O ex-presidente, aliás, depois dos últimos escândalos, conclamou o PT a somar forças para combater a “massa de informações deturpadas que vem sendo divulgada pela imprensa, para prejudicar o partido nas próximas eleições”. Disse que “o governo tem que ir para cima” e “reagir com unhas e dentes” às acusações que pesam contra o ele e que podem prejudicar o seu projeto de reeleição. Sobre a ética, combate à corrupção, realizações, melhoria nas condições de vida das pessoas – no transporte, na saúde, na educação e na segurança – sobre reforma tributária, gargalos na infraestrutura ou controle de gastos públicos – nem uma palavra.

Lula referiu-se à CPI dos Correios (que gerou o Mensalão) como exemplo de ameaças que devem ser combatidas pelo partido, e eu me lembrei que, há poucos dias, tive dois  exemplos  seguidos de ser esta mais uma instituição brasileira que, a exemplo de outras, parou de funcionar (adequadamente).

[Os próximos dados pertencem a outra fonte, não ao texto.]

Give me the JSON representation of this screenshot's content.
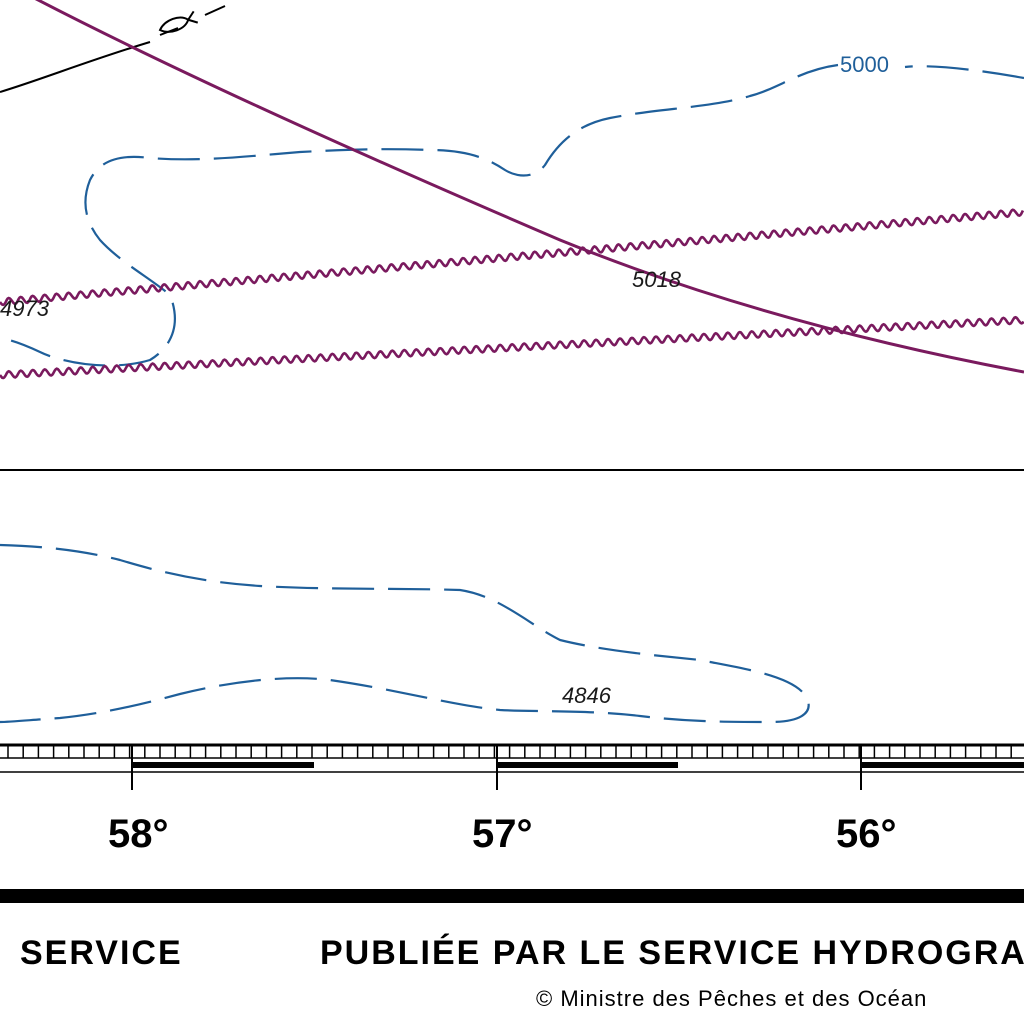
{
  "chart": {
    "soundings": [
      "4973",
      "5018",
      "4846"
    ],
    "contour_label": "5000",
    "longitudes": [
      "58°",
      "57°",
      "56°"
    ],
    "colors": {
      "contour": "#1f5f9a",
      "cable": "#7a1a5e",
      "ink": "#000000"
    }
  },
  "footer": {
    "left_text": "SERVICE",
    "publisher_text": "PUBLIÉE PAR LE SERVICE HYDROGRA",
    "copyright_text": "© Ministre des Pêches et des Océan"
  }
}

No entanto, os Correios estão montando, em conjunto com a Receita Federal, um sistema para fiscalizar as importações por meio de encomendas,  que saltaram de 1,2 milhão de pacotes, em janeiro e fevereiro de 2013, para 1,7 milhão, nos dois primeiros meses deste ano. Estupro só é refresco nos olhos dos outros.


Para o ministro da Fazenda, Guido Mantega, a inflação recorde dos últimos 11 anos é apenas consequência da falta de chuvas que afetou a produção de hortifrutigranjeiros. Enquanto isso, o senador Gim Argello (PTB-DF), suspeito de lavagem de dinheiro, corrupção ativa e passiva, falsidade ideológica e peculato (conforme inquéritos do STF), foi indicado pelo governo para uma vaga no Tribunal de Contas da União. Ok, isso pode não ser um estupro propriamente dito, mas que tal, atentado ao pudor?